Top 10 healthy — and budget-friendly — foods

Jan 16, 2012 at 8:33 a.m. ET

Meal planning can be frustrating, especially if you're pressed for time. Add to that being on a strict budget (as many of us are, thanks to holiday spending), and you have a recipe for stress. To help keep your meals tasty, healthy and budget-friendly, we put together a list of 10 foods that are not only nutritious and versatile, but affordable, too.

Woman cooking carrots


Rabbits might be onto something when it comes to their preference for carrots. This popular vegetable is packed with beta carotene and fiber, and it's also very versatile. There are lots of ways to use carrots other than just eating them raw (though that's good, too). Grate them into a salad, blend them into use in a soup, or even roast carrots for a tangy, healthy side dish. Toss them with olive oil and sea salt and roast them for 30 minutes at 400 degrees F.



If broccoli isn't normally on your shopping list, make sure to add it. This green vegetable is full of folic acid, fiber and calcium, and can be cooked in many different ways. We prefer roasting this tasty vegetable (you can give it the same treatment as you do the carrots, but roast for about half the time). They are also delicious steamed and tossed over a green salad for added fiber, or added to a stir fry.



Beans are an affordable, fiber- and protein-packed food. They also contain B vitamins, as well as iron and calcium. A simple three-bean salad using white beans, chickpeas and kidney beans is a filling side dish or lunch. To the combination of beans, add sliced red and green bell pepper, chopped onion, cooked frozen corn and diced tomato for a Southwestern-inspired salad.


Sweet potato

Sweet potatoes contain more nutrients than regular potatoes and are rich in beta carotene, vitamin C and potassium. For a filling and tasty side dish, try baking them and stuffing them as you would a white potato. Once baked, cut down the center, scoop out the flesh and mix with diced raw or steamed veggies, cooked lentils for protein, and salt and pepper. Add the mixture back into the sweet potato and serve with hummus instead of sour cream for an extra hit of protein and flavor.



Nutty and delicious, lentils are full of protein, fiber and B vitamins. Buy dry lentils in bulk (rather than canned) to save even more money. Add them to soups and stews for a one-two punch of fiber and protein, or for something lighter, make a lentil salad. Add chopped tomato, cucumber onion and feta cheese to cooked, cooled lentils and dress with oil and balsamic vinegar for a quick, Mediterranean-inspired lunch or quick side dish.
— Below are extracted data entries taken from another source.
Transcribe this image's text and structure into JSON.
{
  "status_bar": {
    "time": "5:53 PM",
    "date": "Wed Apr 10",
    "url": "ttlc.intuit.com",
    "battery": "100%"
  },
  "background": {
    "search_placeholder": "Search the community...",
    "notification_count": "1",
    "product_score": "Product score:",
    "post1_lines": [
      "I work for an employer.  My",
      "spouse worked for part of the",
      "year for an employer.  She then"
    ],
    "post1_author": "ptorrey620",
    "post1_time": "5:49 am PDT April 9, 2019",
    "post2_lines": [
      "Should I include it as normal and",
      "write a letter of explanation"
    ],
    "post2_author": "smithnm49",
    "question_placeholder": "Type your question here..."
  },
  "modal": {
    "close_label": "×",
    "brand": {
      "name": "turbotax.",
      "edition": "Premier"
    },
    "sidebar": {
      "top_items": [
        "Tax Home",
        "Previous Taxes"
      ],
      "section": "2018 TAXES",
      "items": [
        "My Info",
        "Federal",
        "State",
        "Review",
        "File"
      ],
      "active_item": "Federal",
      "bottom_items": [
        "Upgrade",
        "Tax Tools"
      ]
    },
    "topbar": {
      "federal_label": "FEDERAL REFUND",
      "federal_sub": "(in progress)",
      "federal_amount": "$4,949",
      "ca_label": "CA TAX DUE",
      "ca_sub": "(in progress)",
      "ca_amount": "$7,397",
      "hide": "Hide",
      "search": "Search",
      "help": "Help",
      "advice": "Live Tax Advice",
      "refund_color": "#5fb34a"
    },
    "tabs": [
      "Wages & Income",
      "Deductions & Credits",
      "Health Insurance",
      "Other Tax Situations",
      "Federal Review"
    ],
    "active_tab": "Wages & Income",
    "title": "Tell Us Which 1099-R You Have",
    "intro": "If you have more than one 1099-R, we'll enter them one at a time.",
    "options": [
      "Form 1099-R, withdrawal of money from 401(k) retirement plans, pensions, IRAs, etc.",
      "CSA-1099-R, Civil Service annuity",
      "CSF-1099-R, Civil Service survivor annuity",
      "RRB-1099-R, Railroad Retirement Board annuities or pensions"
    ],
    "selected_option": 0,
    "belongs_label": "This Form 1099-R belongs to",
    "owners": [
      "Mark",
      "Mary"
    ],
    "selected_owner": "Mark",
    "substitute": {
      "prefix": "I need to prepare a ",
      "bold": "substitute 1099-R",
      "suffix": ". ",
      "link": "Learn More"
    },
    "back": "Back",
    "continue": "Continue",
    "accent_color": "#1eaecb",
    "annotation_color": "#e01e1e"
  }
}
Load up on this leafy green for calcium, folic acid, iron and vitamin C. Try to use fresh rather than frozen spinach because frozen can be mushy. If you avoid the pre-washed variety, fresh spinach is a budget-friendly option. Although spinach salad is an easy choice, there are lots of ways to make it a meal. Try making a spinach omelette or topping your pizza with it. You can also blend spinach into soups or even green smoothies for a serious nutrition punch.



Eggs aren't just for breakfast. They're packed with protein, B vitamins and lecithin (in the yolks), which helps break down cholesterol. A quick, easy and affordable meal is the humble scramble. Beat eggs with your choice of chopped vegetables (leftover roasted or stir-fried vegetables work great here, too) and seasoning; toss in a non-stick pan and scramble over medium heat to a soft but not runny consistency.


Brown rice

Although it takes longer to cook, brown rice is more nutritious than white and full of fiber and B vitamins. If you're worried about cooking time, you can prepare a large batch at the beginning of the week and use it for several days. Use it for stir-fries, make a rice salad or stuff peppers or zucchini with a combination of brown rice, diced tomato, chopped onion and a small amount of cheese. Once they're stuffed, bake them in the oven for 15 to 20 minutes at 375 degrees F.



Full of calcium, iron and B vitamins, quinoa is also high in protein. The fluffy texture makes it a fun alternative to rice and it cooks up in a mere 15 minutes (versus about 45 minutes for brown rice). To really stretch your meal budget, make a main-course salad with it. Cook up your quinoa and let cool. Dice in-season vegetables of your choice and add to the cooled quinoa. Dress with olive oil, fresh lemon juice and herbs (we're partial to dill or basil). Buy quinoa from a bulk food store rather than the supermarket to keep the cost down.



Fish contains omega-3 fatty acids and is a good source of protein. While some fish can be pricey, you can find more affordable options. Head to your local fish counter and pick up whatever happens to be on sale. Two affordable choices are often trout and tilapia. Rather than buying frozen fish, buy fresh and freeze it yourself if you aren't planning to eat it right away. When it comes to cooking fish, the possibilities are endless. Grill it, bake it, steam it or roast it and serve with your favourite vegetables for a healthy meal.